Tell us what the actual byte count is for the copy and it may be simple enough to write one. One thing you will have to be careful with is how you use assembler code for such a short procedure in your VC code. The VC compiler will perform optimisations of its own and the register usage you choose may not match what the compiler uses which will increase your call overhead with register preservations.
I would tend to use a seperate module coded in MASM rather than inline assembler as it will be less inclined to mess up the internal compiler optimisation.
I remember to have read that the newest versions of msvc don't allow inline assembly anymore.
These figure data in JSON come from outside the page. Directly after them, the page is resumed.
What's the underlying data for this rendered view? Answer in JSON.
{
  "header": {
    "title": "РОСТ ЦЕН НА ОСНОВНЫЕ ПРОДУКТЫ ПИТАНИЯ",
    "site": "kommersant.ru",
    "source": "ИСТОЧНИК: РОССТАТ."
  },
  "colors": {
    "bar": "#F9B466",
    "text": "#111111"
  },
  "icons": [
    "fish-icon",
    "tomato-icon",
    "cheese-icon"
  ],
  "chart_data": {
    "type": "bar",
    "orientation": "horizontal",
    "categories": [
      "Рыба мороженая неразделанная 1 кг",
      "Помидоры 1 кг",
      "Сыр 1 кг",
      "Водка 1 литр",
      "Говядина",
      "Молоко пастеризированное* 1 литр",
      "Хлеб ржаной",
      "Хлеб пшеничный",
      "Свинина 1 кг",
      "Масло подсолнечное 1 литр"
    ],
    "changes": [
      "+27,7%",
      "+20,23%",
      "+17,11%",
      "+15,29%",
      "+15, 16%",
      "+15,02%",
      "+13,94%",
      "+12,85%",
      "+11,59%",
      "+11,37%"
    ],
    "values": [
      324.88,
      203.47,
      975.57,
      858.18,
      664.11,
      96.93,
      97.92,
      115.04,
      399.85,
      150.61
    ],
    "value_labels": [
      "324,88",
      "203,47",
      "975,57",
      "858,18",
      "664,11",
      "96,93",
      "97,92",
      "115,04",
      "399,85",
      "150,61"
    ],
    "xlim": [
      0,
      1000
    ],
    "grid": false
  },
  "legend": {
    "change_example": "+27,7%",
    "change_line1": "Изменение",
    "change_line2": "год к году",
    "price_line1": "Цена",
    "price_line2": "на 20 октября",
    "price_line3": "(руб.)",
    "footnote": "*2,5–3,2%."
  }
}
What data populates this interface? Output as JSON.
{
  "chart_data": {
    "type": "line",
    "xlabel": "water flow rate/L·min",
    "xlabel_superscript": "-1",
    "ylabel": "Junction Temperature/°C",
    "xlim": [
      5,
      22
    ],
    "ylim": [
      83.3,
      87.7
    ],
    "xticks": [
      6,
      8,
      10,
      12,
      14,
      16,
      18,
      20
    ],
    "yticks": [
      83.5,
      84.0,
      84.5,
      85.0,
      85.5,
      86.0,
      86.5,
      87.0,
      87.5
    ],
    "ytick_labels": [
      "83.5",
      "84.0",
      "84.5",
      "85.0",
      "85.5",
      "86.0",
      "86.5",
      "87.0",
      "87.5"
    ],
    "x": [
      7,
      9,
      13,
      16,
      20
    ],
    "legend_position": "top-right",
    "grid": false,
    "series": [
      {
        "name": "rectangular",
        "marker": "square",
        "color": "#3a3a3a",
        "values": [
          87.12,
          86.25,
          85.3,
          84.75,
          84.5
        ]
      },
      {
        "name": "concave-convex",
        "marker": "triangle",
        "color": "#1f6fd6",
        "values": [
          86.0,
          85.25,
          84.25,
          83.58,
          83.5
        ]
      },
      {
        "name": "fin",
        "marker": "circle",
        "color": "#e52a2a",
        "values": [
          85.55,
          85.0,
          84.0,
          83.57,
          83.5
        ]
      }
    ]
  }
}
With reason, I think.
Making a hand-coded version of the rep movs can certainly improve speed, because you are working with short run lengths (and rep movs is suitable for longer lengths):
; length in ecx
; source in esi
; destination in edi
mov edx, ecx
shr ecx, 2
_loop1:
sub ecx, 1
jc _loop2
mov eax, [esi + 4*ecx]
mov [edi + 4*ecx], eax
jmp _loop1
_loop2:
test edx, 3
jz _done
sub edx, 1
movzx eax, byte ptr [esi + edx]
mov [edi + edx], al
jmp _loop2
_done:
With long lengths and odd locations, you can handle the first few bytes separately to make the data 4-byte aligned, but it seems like you're working with short run lengths, so that won't help much. And because of those short lengths, much more this cannot be done.
If that doesn't solve you bottleneck, then you will have to optimize more than the memcpy itself.